Journal de la Fronde (volume ii, fos 106 ro et 107 ro, 5 juillet 1652) :

« Ils y perdirent, {a} avec cela, quatre à cinq cents soldats, et le maréchal de Turenne n’y en perdit qu’environ 200, quoiqu’on mande, de la cour même, qu’il y en avait perdu deux mille. […]

Les marques qui distinguèrent les deux armées étaient du papier à celle de la cour et de la paille à celle de Messieurs les princes »

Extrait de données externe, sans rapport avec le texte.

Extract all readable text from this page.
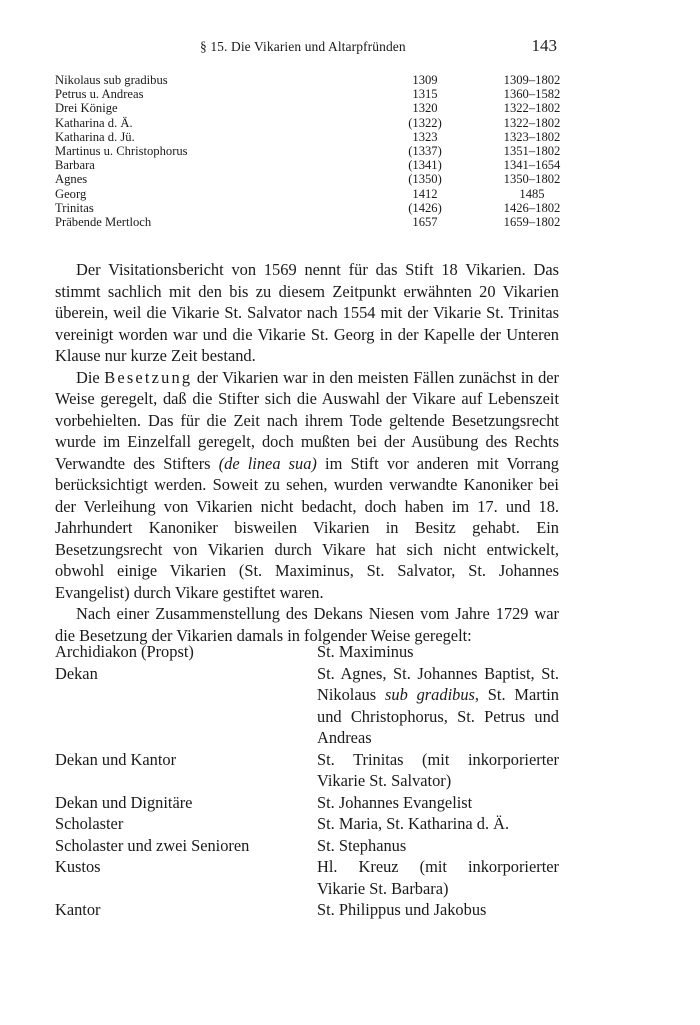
§ 15. Die Vikarien und Altarpfründen	143
Nikolaus sub gradibus	1309	1309–1802
Petrus u. Andreas	1315	1360–1582
Drei Könige	1320	1322–1802
Katharina d. Ä.	(1322)	1322–1802
Katharina d. Jü.	1323	1323–1802
Martinus u. Christophorus	(1337)	1351–1802
Barbara	(1341)	1341–1654
Agnes	(1350)	1350–1802
Georg	1412	1485
Trinitas	(1426)	1426–1802
Präbende Mertloch	1657	1659–1802

Der Visitationsbericht von 1569 nennt für das Stift 18 Vikarien. Das stimmt sachlich mit den bis zu diesem Zeitpunkt erwähnten 20 Vikarien überein, weil die Vikarie St. Salvator nach 1554 mit der Vikarie St. Trinitas vereinigt worden war und die Vikarie St. Georg in der Kapelle der Unteren Klause nur kurze Zeit bestand.

Die Besetzung der Vikarien war in den meisten Fällen zunächst in der Weise geregelt, daß die Stifter sich die Auswahl der Vikare auf Lebenszeit vorbehielten. Das für die Zeit nach ihrem Tode geltende Besetzungsrecht wurde im Einzelfall geregelt, doch mußten bei der Ausübung des Rechts Verwandte des Stifters (de linea sua) im Stift vor anderen mit Vorrang berücksichtigt werden. Soweit zu sehen, wurden verwandte Kanoniker bei der Verleihung von Vikarien nicht bedacht, doch haben im 17. und 18. Jahrhundert Kanoniker bisweilen Vikarien in Besitz gehabt. Ein Besetzungsrecht von Vikarien durch Vikare hat sich nicht entwickelt, obwohl einige Vikarien (St. Maximinus, St. Salvator, St. Johannes Evangelist) durch Vikare gestiftet waren.

Nach einer Zusammenstellung des Dekans Niesen vom Jahre 1729 war die Besetzung der Vikarien damals in folgender Weise geregelt:

Archidiakon (Propst)	St. Maximinus
Dekan	St. Agnes, St. Johannes Baptist, St. Nikolaus sub gradibus, St. Martin und Christophorus, St. Petrus und Andreas
Dekan und Kantor	St. Trinitas (mit inkorporierter Vikarie St. Salvator)
Dekan und Dignitäre	St. Johannes Evangelist
Scholaster	St. Maria, St. Katharina d. Ä.
Scholaster und zwei Senioren	St. Stephanus
Kustos	Hl. Kreuz (mit inkorporierter Vikarie St. Barbara)
Kantor	St. Philippus und Jakobus
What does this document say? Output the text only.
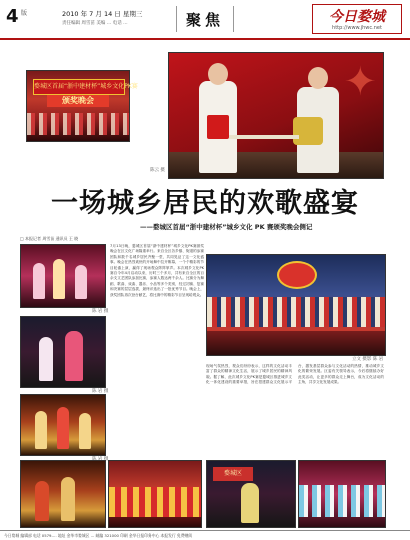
4 版	2010 年 7 月 14 日 星期三
责任编辑 周雪苗 美编 … 电话 …	聚焦	今日婺城
http://www.jhwc.net
婺城区首届“浙中建材杯”城乡文化PK赛
颁奖晚会	✦
陈云 摄
一场城乡居民的欢歌盛宴
——婺城区首届“浙中建材杯”城乡文化 PK 赛颁奖晚会侧记
□ 本报记者 周雪苗 通讯员 王 晓
陈 岩 摄
陈 岩 摄
摄
7月13日晚，婺城区首届“浙中建材杯”城乡文化PK赛颁奖晚会在区文化广场隆重举行。来自全区各乡镇、街道的参赛团队和数千名城乡居民齐聚一堂，共同见证了这一文化盛事。晚会在热烈欢快的开场舞中拉开帷幕，一个个精彩的节目轮番上演，赢得了现场观众阵阵掌声。本次城乡文化PK赛自今年4月启动以来，历时三个多月，共有来自全区的百余支文艺团队参加比赛，参赛人数达两千余人。比赛分为舞蹈、歌曲、戏曲、器乐、小品等多个类别，经过初赛、复赛和决赛的层层选拔，最终评选出了一批优秀节目。晚会上，获奖团队再次登台献艺，将比赛中的精彩节目呈现给观众。
立文 摄影 陈 岩
现场气氛热烈，观众们纷纷表示，这样的文化活动丰富了群众的精神文化生活，展示了城乡居民的精神风貌。据了解，此次城乡文化PK赛是婺城区推进城乡文化一体化建设的重要举措，旨在搭建群众文化展示平台，激发基层群众参与文化活动的热情，推动城乡文化的繁荣发展。区委有关领导表示，今后将继续办好此类活动，让更多的群众走上舞台，成为文化活动的主角，共享文化发展成果。
婺城区
今日婺城 编辑部 电话 0579-… 地址 金华市婺城区 … 邮编 321000 印刷 金华日报印务中心 本报发行 免费赠阅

  1. Les princes au combat du faubourg Saint-antoine, le 2 juillet.

32.

Journal de la Fronde (volume ii, fo 107 ro, 5 juillet 1652) :

« Le roi était venu dans son armée jusqu’à Charonne, une lieue de la porte Saint-Antoine, où l’on remarqua qu’il fut très sensiblement touché lors qu’il apprit la mort de M. de Saint-Mesgrin, dont il visita hier la veuve pour la consoler, et que le cardinal Mazarin se fâcha fort contre celui qui avait apporté cette nouvelle à Sa Majesté. Il se plaignit fort contre les officiers du régiment des gardes de n’avoir pas bien fait leur devoir dans cette occasion ; mais ceux-ci ne feignirent point de dire qu’ils ne s’étaient que trop exposés au péril de faire vaquer leurs charges, desquelles il aurait été bien aise d’en profiter ; néanmoins, les dix compagnies des gardes qui y étaient, y furent fort maltraitées et le régiment de la marine y fut presque tout défait. »

33.

Guy Patin se méprenait sur le sort du comte de Palluau : il n’avait pas participé pas au combat du faubourg Saint-Antoine car il assiégeait alors Montrond en Berry.

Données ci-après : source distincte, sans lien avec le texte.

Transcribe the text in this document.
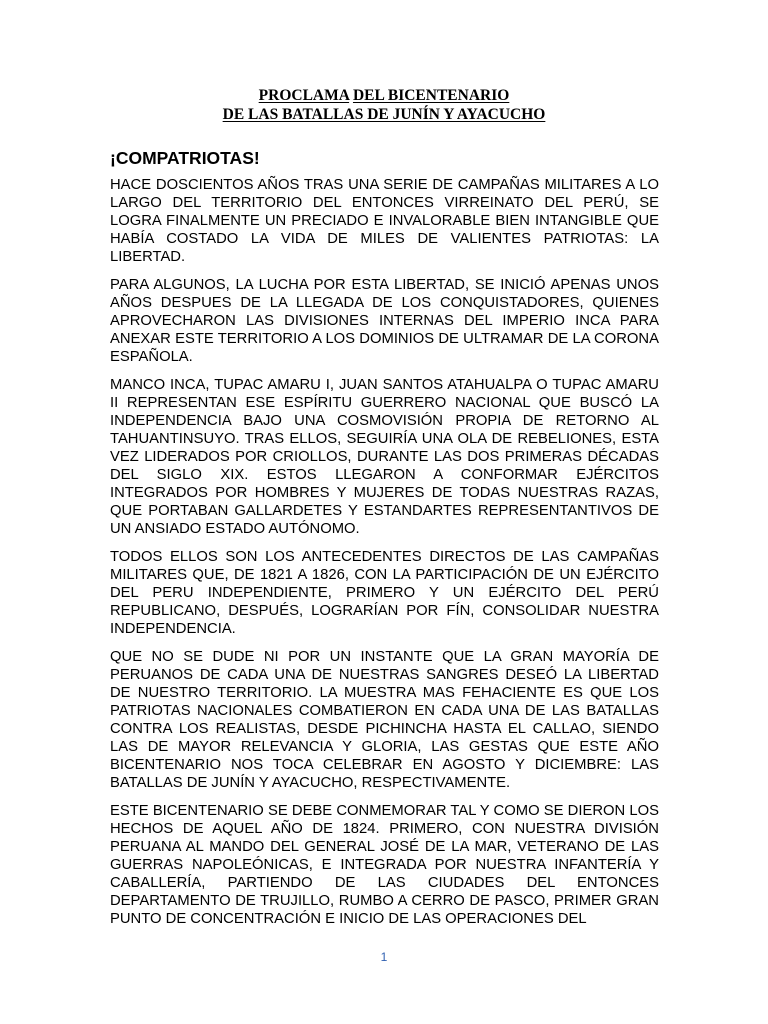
PROCLAMA DEL BICENTENARIO
DE LAS BATALLAS DE JUNÍN Y AYACUCHO

¡COMPATRIOTAS!

HACE DOSCIENTOS AÑOS TRAS UNA SERIE DE CAMPAÑAS MILITARES A LO LARGO DEL TERRITORIO DEL ENTONCES VIRREINATO DEL PERÚ, SE LOGRA FINALMENTE UN PRECIADO E INVALORABLE BIEN INTANGIBLE QUE HABÍA COSTADO LA VIDA DE MILES DE VALIENTES PATRIOTAS: LA LIBERTAD.

PARA ALGUNOS, LA LUCHA POR ESTA LIBERTAD, SE INICIÓ APENAS UNOS AÑOS DESPUES DE LA LLEGADA DE LOS CONQUISTADORES, QUIENES APROVECHARON LAS DIVISIONES INTERNAS DEL IMPERIO INCA PARA ANEXAR ESTE TERRITORIO A LOS DOMINIOS DE ULTRAMAR DE LA CORONA ESPAÑOLA.

MANCO INCA, TUPAC AMARU I, JUAN SANTOS ATAHUALPA O TUPAC AMARU II REPRESENTAN ESE ESPÍRITU GUERRERO NACIONAL QUE BUSCÓ LA INDEPENDENCIA BAJO UNA COSMOVISIÓN PROPIA DE RETORNO AL TAHUANTINSUYO. TRAS ELLOS, SEGUIRÍA UNA OLA DE REBELIONES, ESTA VEZ LIDERADOS POR CRIOLLOS, DURANTE LAS DOS PRIMERAS DÉCADAS DEL SIGLO XIX. ESTOS LLEGARON A CONFORMAR EJÉRCITOS INTEGRADOS POR HOMBRES Y MUJERES DE TODAS NUESTRAS RAZAS, QUE PORTABAN GALLARDETES Y ESTANDARTES REPRESENTANTIVOS DE UN ANSIADO ESTADO AUTÓNOMO.

TODOS ELLOS SON LOS ANTECEDENTES DIRECTOS DE LAS CAMPAÑAS MILITARES QUE, DE 1821 A 1826, CON LA PARTICIPACIÓN DE UN EJÉRCITO DEL PERU INDEPENDIENTE, PRIMERO Y UN EJÉRCITO DEL PERÚ REPUBLICANO, DESPUÉS, LOGRARÍAN POR FÍN, CONSOLIDAR NUESTRA INDEPENDENCIA.

QUE NO SE DUDE NI POR UN INSTANTE QUE LA GRAN MAYORÍA DE PERUANOS DE CADA UNA DE NUESTRAS SANGRES DESEÓ LA LIBERTAD DE NUESTRO TERRITORIO. LA MUESTRA MAS FEHACIENTE ES QUE LOS PATRIOTAS NACIONALES COMBATIERON EN CADA UNA DE LAS BATALLAS CONTRA LOS REALISTAS, DESDE PICHINCHA HASTA EL CALLAO, SIENDO LAS DE MAYOR RELEVANCIA Y GLORIA, LAS GESTAS QUE ESTE AÑO BICENTENARIO NOS TOCA CELEBRAR EN AGOSTO Y DICIEMBRE: LAS BATALLAS DE JUNÍN Y AYACUCHO, RESPECTIVAMENTE.

ESTE BICENTENARIO SE DEBE CONMEMORAR TAL Y COMO SE DIERON LOS HECHOS DE AQUEL AÑO DE 1824. PRIMERO, CON NUESTRA DIVISIÓN PERUANA AL MANDO DEL GENERAL JOSÉ DE LA MAR, VETERANO DE LAS GUERRAS NAPOLEÓNICAS, E INTEGRADA POR NUESTRA INFANTERÍA Y CABALLERÍA, PARTIENDO DE LAS CIUDADES DEL ENTONCES DEPARTAMENTO DE TRUJILLO, RUMBO A CERRO DE PASCO, PRIMER GRAN PUNTO DE CONCENTRACIÓN E INICIO DE LAS OPERACIONES DEL

1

Louis du Prat, marquis de Nantouillet et Jacques Stuer de Caussade, marquis de Saint-Mesgrin (ou Saint-Maigrin) servaient tous deux dans les troupes du roi.

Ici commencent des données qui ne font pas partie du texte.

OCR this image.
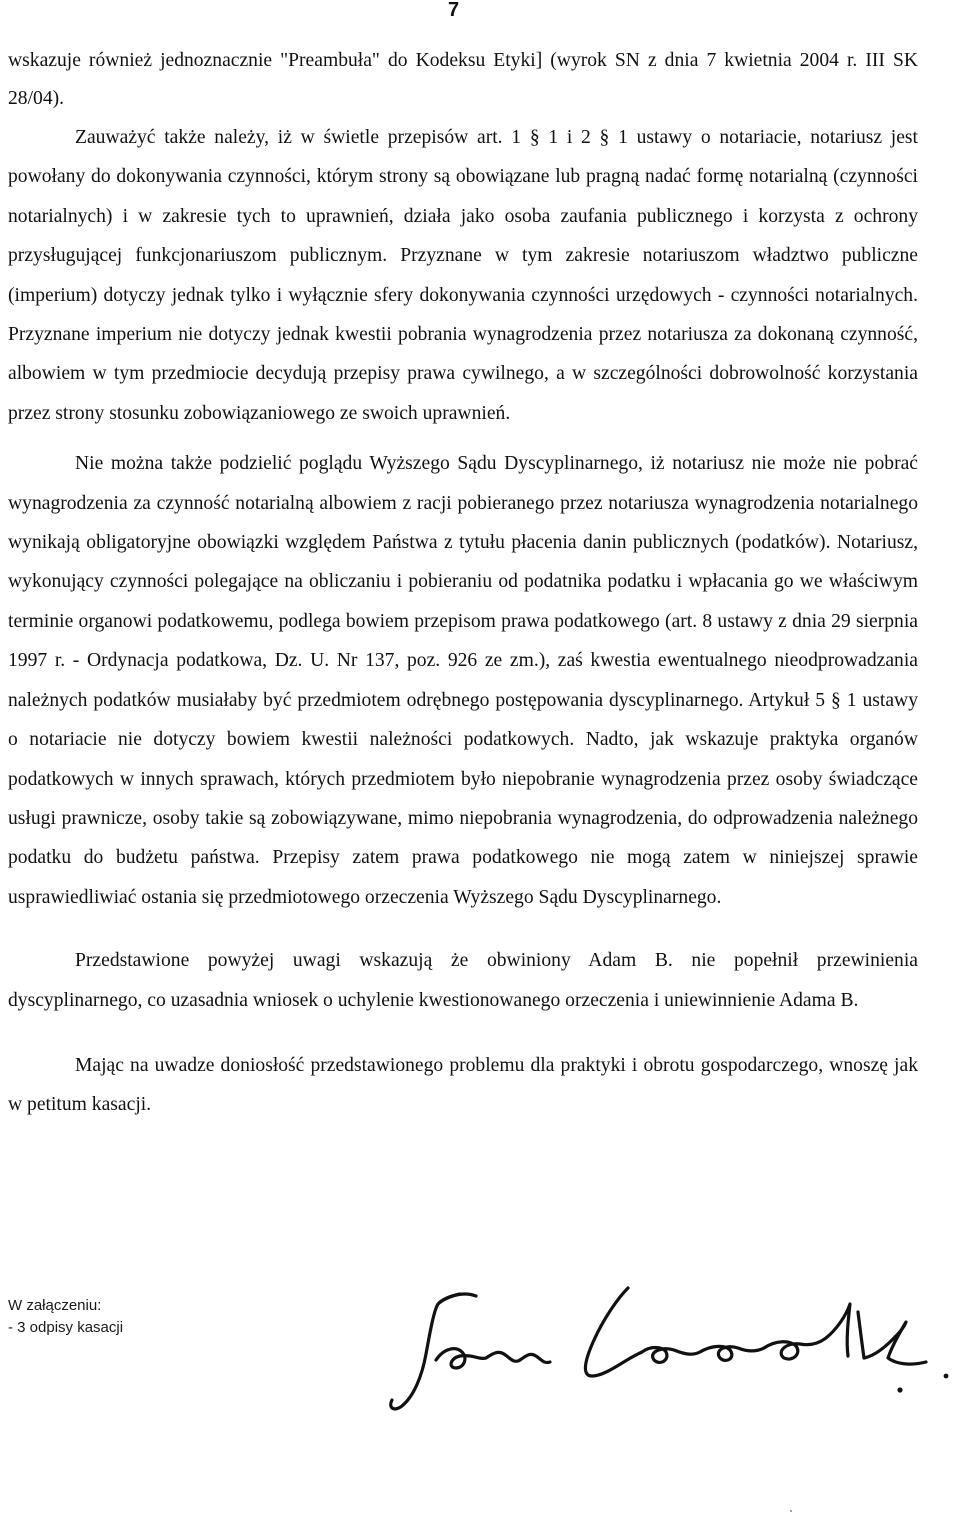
7

wskazuje również jednoznacznie "Preambuła" do Kodeksu Etyki] (wyrok SN z dnia 7 kwietnia 2004 r. III SK 28/04).

Zauważyć także należy, iż w świetle przepisów art. 1 § 1 i 2 § 1 ustawy o notariacie, notariusz jest powołany do dokonywania czynności, którym strony są obowiązane lub pragną nadać formę notarialną (czynności notarialnych) i w zakresie tych to uprawnień, działa jako osoba zaufania publicznego i korzysta z ochrony przysługującej funkcjonariuszom publicznym. Przyznane w tym zakresie notariuszom władztwo publiczne (imperium) dotyczy jednak tylko i wyłącznie sfery dokonywania czynności urzędowych - czynności notarialnych. Przyznane imperium nie dotyczy jednak kwestii pobrania wynagrodzenia przez notariusza za dokonaną czynność, albowiem w tym przedmiocie decydują przepisy prawa cywilnego, a w szczególności dobrowolność korzystania przez strony stosunku zobowiązaniowego ze swoich uprawnień.

Nie można także podzielić poglądu Wyższego Sądu Dyscyplinarnego, iż notariusz nie może nie pobrać wynagrodzenia za czynność notarialną albowiem z racji pobieranego przez notariusza wynagrodzenia notarialnego wynikają obligatoryjne obowiązki względem Państwa z tytułu płacenia danin publicznych (podatków). Notariusz, wykonujący czynności polegające na obliczaniu i pobieraniu od podatnika podatku i wpłacania go we właściwym terminie organowi podatkowemu, podlega bowiem przepisom prawa podatkowego (art. 8 ustawy z dnia 29 sierpnia 1997 r. - Ordynacja podatkowa, Dz. U. Nr 137, poz. 926 ze zm.), zaś kwestia ewentualnego nieodprowadzania należnych podatków musiałaby być przedmiotem odrębnego postępowania dyscyplinarnego. Artykuł 5 § 1 ustawy o notariacie nie dotyczy bowiem kwestii należności podatkowych. Nadto, jak wskazuje praktyka organów podatkowych w innych sprawach, których przedmiotem było niepobranie wynagrodzenia przez osoby świadczące usługi prawnicze, osoby takie są zobowiązywane, mimo niepobrania wynagrodzenia, do odprowadzenia należnego podatku do budżetu państwa. Przepisy zatem prawa podatkowego nie mogą zatem w niniejszej sprawie usprawiedliwiać ostania się przedmiotowego orzeczenia Wyższego Sądu Dyscyplinarnego.

Przedstawione powyżej uwagi wskazują że obwiniony Adam B. nie popełnił przewinienia dyscyplinarnego, co uzasadnia wniosek o uchylenie kwestionowanego orzeczenia i uniewinnienie Adama B.

Mając na uwadze doniosłość przedstawionego problemu dla praktyki i obrotu gospodarczego, wnoszę jak w petitum kasacji.

W załączeniu:
- 3 odpisy kasacji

Armand-Charles de La Porte de La Meilleraye (1632-1713) appartenait au même camp, mais ne fut que blessé. Fils unique du maréchal Charles de La Meilleraye, et de Marie Ruzé d’Effiat, sa première épouse, il était successivement devenu lieutenant général de la Haute et de la Basse-Bretagne, et du comté nantais en 1642, grand maître et capitaine général de l’Artillerie de France en 1648, puis maréchal de camp en 1649. Lieutenant général des armées du roi en 1654, il allait épouser en 1661 Hortense Mancini, nièce de Mazarin. Cette union, outre une fortune estimée à 28 millions de livres, lui valut de devenir duc Mazarin, pair de France, gouverneur d’Alsace, du bailliage d’Haguenau, etc. Frappé de paranoïa, la suite de sa vie ne fut qu’une succession de malheurs profonds pour lui-même et son entourage (G.D.U. xixe s.).

Sa plus insigne extravagance fut de mutiler irrémédiablement celles des œuvres d’art héritées de Mazarin qu’il jugeait obscènes. Saint-Simon (Mémoires, tome i, page 628) rapporte qu’à la mort de sa femme en 1699 :

« M. Mazarin, depuis si longtemps séparé d’elle et sans aucun commerce, fit rapporter son corps et le promena près d’un an avec lui de terre en terre. Il le déposa un temps à Notre-Dame-de-Liesse {a} où les bonnes gens la priaient comme une sainte et y faisaient toucher leurs chapelets. À la fin, il l’envoya enterrer avec son fameux oncle en l’église du Collège des Quatre-Nations à Paris. »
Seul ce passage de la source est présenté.